Before dawn, a meager breakfast eaten, Lily hitched the horses and started off along Nate’s planned route. Miles traveled rolled out behind the wagon wheels, the terrain dropped lower, into foothills sketchily covered with sere vegetation. She saw plenty of wild game: flocks of geese squawking as a huge V formation flew overhead; a moose, standing with its head submerged in the shallows of a small lake; chillingly, what appeared to her shocked senses to be an African lion. It paid her or the puppy, who stood with his hackles raised barking a challenge, no mind, its attention on the moose. Frightened, she urged the horses into a jog and drove past the campsite Nate had marked on the map, traveling on until she found a place more open, where the horses had better graze close to the wagon.
She hobbled the team, set the bells, and turned in. By morning, the storm Nate had predicted arrived.
Chapter 26
Philip Barnes’ camper, built on springs lifted from some well-preserved antique car, rocked in the blustery wind. The motion set the bells chiming. Lily started awake at the first sound, heart thudding, her mouth open in a silent scream as she sat up. The pup, curled against her with the tip of his tail covering his nose, opened one eye. He appeared unalarmed.
The wind. Only the wind. No mutants were hammering to get at her. Lily swallowed. The motion was making her a little seasick.
“Looks like Nate had the weather pegged,” she informed her companion as the
camper shook again. Outside, the bells pealed. A scatter of fine snow blew under the door at the next gust. The temperature had dropped considerably in the last few hours. Shivering, even though wearing her pants and a shirt, she drew a pair of wool socks over bare feet. The fire in the small stove had gone out, the camper’s interior turned glacial.
She had no idea of the time. Exhausted from a full day of driving the cumbersome vehicle over the almost obscured remnants of ancient roads, she’d been sleeping hard. Was it the middle of the night now, or morning? Night, she decided. The atmosphere had that feel.
Scratching a deep layer of frost from a corner of the tiny window above the bed, she peered through the hole. Ambient light reflected off the snow. Everything beyond the horses, which were hobbled only a few feet away, was indistinct, lost in a fog of swirling white. Poor creatures, they stood with hindquarters turned to the wind,. There was nothing she could do for them, at least until daylight.
Meanwhile, her concern over a possible Mag attack faded. Harrison had told her the mutants stayed inside in weather like this. They wore only bare essentials when it came to clothing—having apparently degenerated until they were more animal than human—and were without the sense to stay warm. The O’Quinns said they found a few thawing corpses every spring, dead of exposure to the elements.

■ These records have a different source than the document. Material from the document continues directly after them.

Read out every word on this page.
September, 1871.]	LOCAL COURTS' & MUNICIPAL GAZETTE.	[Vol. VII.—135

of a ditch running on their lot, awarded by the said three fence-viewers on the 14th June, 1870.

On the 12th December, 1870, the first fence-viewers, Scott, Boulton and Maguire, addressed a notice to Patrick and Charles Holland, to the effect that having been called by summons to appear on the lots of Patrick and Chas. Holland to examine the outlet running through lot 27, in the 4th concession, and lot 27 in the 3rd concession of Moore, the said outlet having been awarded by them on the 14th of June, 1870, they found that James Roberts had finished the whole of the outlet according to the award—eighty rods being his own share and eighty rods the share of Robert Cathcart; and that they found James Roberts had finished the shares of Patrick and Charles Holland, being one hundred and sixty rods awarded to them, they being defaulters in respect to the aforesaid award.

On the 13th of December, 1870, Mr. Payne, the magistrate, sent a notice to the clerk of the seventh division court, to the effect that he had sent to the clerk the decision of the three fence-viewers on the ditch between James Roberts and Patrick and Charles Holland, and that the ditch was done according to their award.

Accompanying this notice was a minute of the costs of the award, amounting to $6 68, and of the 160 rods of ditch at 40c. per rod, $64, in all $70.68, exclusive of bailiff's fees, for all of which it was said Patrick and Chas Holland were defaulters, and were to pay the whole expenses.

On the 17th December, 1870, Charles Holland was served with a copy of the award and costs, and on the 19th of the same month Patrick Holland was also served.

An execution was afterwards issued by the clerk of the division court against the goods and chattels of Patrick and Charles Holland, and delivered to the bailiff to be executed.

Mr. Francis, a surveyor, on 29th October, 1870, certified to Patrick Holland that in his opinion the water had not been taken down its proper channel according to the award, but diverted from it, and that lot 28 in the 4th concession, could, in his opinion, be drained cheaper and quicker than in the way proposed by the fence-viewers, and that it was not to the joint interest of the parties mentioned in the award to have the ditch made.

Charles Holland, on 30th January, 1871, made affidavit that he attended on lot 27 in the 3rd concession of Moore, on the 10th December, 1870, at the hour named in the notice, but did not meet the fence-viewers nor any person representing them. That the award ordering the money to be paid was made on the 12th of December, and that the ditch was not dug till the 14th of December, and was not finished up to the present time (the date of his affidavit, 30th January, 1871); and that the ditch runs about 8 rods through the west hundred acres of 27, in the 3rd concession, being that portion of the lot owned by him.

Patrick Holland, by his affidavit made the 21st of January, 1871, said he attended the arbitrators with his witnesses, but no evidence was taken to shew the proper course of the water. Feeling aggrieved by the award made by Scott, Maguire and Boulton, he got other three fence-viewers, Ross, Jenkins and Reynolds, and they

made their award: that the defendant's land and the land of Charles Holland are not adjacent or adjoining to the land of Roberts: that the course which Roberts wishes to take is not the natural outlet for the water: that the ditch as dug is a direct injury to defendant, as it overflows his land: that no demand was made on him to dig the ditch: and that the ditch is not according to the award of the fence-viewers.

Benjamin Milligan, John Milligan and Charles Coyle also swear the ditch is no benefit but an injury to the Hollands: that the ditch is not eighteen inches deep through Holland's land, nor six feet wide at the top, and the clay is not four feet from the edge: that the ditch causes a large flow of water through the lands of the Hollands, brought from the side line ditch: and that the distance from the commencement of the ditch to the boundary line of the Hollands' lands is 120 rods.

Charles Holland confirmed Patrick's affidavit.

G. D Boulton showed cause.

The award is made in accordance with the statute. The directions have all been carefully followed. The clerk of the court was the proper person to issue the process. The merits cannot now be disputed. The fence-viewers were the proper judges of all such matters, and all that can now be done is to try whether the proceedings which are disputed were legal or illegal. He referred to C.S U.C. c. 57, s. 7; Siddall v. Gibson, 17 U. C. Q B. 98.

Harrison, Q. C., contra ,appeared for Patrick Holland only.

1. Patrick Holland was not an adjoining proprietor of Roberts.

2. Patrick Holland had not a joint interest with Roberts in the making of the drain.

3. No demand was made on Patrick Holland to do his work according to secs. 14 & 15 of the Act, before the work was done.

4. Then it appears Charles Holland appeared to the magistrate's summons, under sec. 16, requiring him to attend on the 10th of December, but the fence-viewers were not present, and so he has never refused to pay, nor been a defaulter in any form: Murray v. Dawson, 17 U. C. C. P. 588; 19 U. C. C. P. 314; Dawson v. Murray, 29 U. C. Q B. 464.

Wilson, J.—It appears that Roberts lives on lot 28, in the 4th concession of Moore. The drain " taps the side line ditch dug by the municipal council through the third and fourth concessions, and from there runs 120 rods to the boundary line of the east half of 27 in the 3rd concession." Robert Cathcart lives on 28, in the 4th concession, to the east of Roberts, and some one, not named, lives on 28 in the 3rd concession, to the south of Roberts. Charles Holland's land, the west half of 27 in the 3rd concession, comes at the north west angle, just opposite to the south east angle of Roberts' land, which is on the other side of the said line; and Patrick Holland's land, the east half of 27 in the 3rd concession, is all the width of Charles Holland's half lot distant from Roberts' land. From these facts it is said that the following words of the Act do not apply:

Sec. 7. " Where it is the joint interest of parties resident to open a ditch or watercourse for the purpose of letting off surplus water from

Lily lay back down with the blankets pulled around her ears as the camper grew more chill. The walls were but thin protection against falling temperatures and the blizzard outside. Afraid to either fall asleep or to start the fire in case the chimney vent plugged and carbon monoxide fumes poisoned her, she shivered through long, lonely hours, listening to the bells. At that, she only knew it was morning because the pup stirred and demanded to go out.
“Are you kidding?” she asked. “You’ll get lost in this snow.”
The whine grew more determined.
“All right, all right, contain yourself a minute, you hear me? I don’t want any more puddles on the floor.”
Holding the top quilt around her, Lily found a clean pair of the dwarf’s socks, pulling them on over her own in a double layer before thrusting her feet into packer boots. A second shirt went over the one she’d slept in, her coat over all, zipper pulled all the way up. Hat, gloves, something around her neck. Lastly, she found a fifty-foot length of rope.